Generally, carbon or boron nitride have been the materials of choice for fiber coatings used in ceramic matrix composites for high temperature use. They provide for fiber protection during composite processing and they also provide a weak fiber to matrix interface, which increases toughness of the composite by fiber pullout or fiber-matrix debonding. However, carbon oxidizes in all oxygen-containing environments, and boron nitride is susceptible to oxidation and subsequent volatilization at high temperatures, particularly in atmospheres with high partial pressures of water vapor, such as products of fuel combustion as in gas turbine engines. Oxidation and volatilization of the boron nitride coatings lead to bonding of the fiber and matrix, thereby yielding a brittle composite.
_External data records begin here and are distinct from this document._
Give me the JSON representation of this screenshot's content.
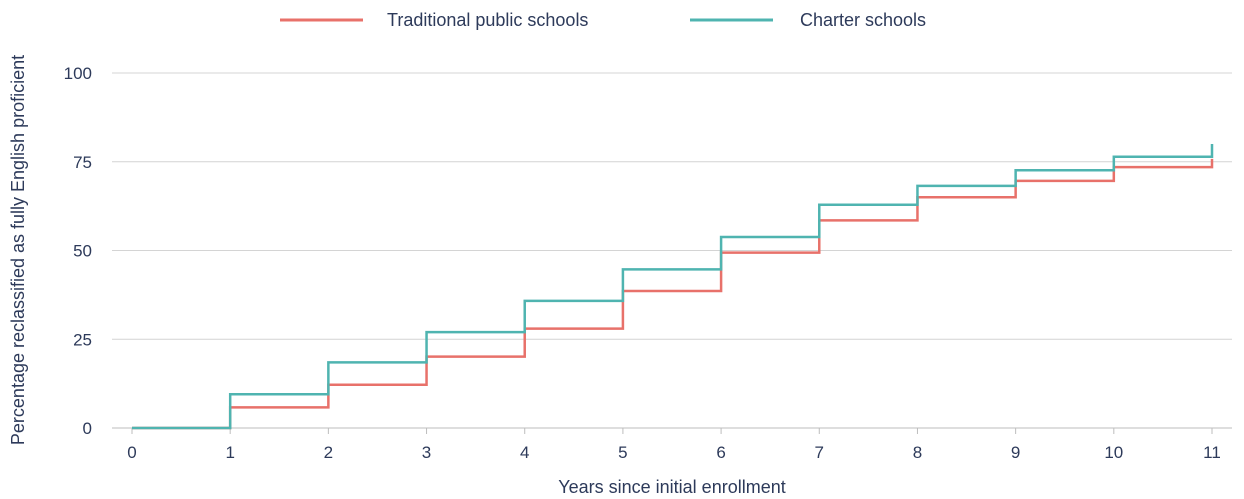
{
  "chart_data": {
    "type": "line",
    "step": true,
    "title": "",
    "xlabel": "Years since initial enrollment",
    "ylabel": "Percentage reclassified as fully English proficient",
    "x": [
      0,
      1,
      2,
      3,
      4,
      5,
      6,
      7,
      8,
      9,
      10,
      11
    ],
    "x_ticks": [
      "0",
      "1",
      "2",
      "3",
      "4",
      "5",
      "6",
      "7",
      "8",
      "9",
      "10",
      "11"
    ],
    "xlim": [
      0,
      11
    ],
    "y_ticks": [
      "0",
      "25",
      "50",
      "75",
      "100"
    ],
    "ylim": [
      0,
      100
    ],
    "grid": true,
    "legend_position": "top",
    "series": [
      {
        "name": "Traditional public schools",
        "color": "#e8716a",
        "values": [
          0,
          5.8,
          12.2,
          20.1,
          28.0,
          38.6,
          49.4,
          58.5,
          65.0,
          69.6,
          73.5,
          75.8
        ]
      },
      {
        "name": "Charter schools",
        "color": "#4fb4b0",
        "values": [
          0,
          9.5,
          18.5,
          27.0,
          35.8,
          44.7,
          53.8,
          62.9,
          68.2,
          72.6,
          76.4,
          80.0
        ]
      }
    ]
  }
}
It is thus desirable to have a fiber coating which exhibits fiber-matrix debonding, but is more resistant to oxidation and high water content environments.
The ceramic matrix composites of interest for engine applications have focused on carbon-carbon composites, having a carbon matrix with carbon fibers, and silicon carbide composites, which have a silicon carbide matrix with silicon carbide fibers, the fibers usually being coated. An important limitation to the use of carbonized structural materials is their susceptibility to oxidation in high temperature, oxidizing environments. Oxygen attacks the surface of the carbonized material and seeps into the pores of interstices that invariably are present, oxidizing the surfaces of the pores and continuously weakening the material. The oxidizing atmosphere reaching the fibers, carbon and graphite fibers, seriously degrades the composite structure. An approach to overcome the oxidation of carbon-carbon composites has been the use of glass-formers as oxidation inhibitors. The glass-formers are used as coatings surrounding the outer carbon-carbon composite. In spite of the advances that have been made in carbon-carbon composites, there is still a demand for improved ceramic composites with higher temperature and mechanical capability.
Silicon carbide-silicon carbide composites are silicon carbide fibers in a silicon carbide matrix. A method of making silicon carbide composites is the use of chemical vapor infiltration. Here, layers of cloth made of the fiber material are coated with boron nitride by chemical vapor infiltration. This takes about one day to deposit about 0.5 micrometers of coating material. The layers of cloth are then coated with silicon carbide by chemical vapor infiltration for about 10 to 20 days. An approach to overcome the oxidation of silicon carbide composites has been the use of an oxygen-scavenging sealant-forming region in intimate contact with the ceramic fibers and a debonding layer, as described in U.S. Pat. No. 5,094,901.
There is a need for an improved ceramic matrix composite that successfully protects reinforcing fibers from oxidation and water-containing environments. There is a further need for a method of making a ceramic matrix composite that takes less time than the chemical vapor infiltration methods for silicon carbide-silicon carbide composites and carbon-carbon composites. There is also a need for a method to make silicon--silicon carbide matrix composites and articles made from molten silicon infiltration that provides protection in dry and water vapor-containing environments at high temperatures, greater than about 600.degree. C.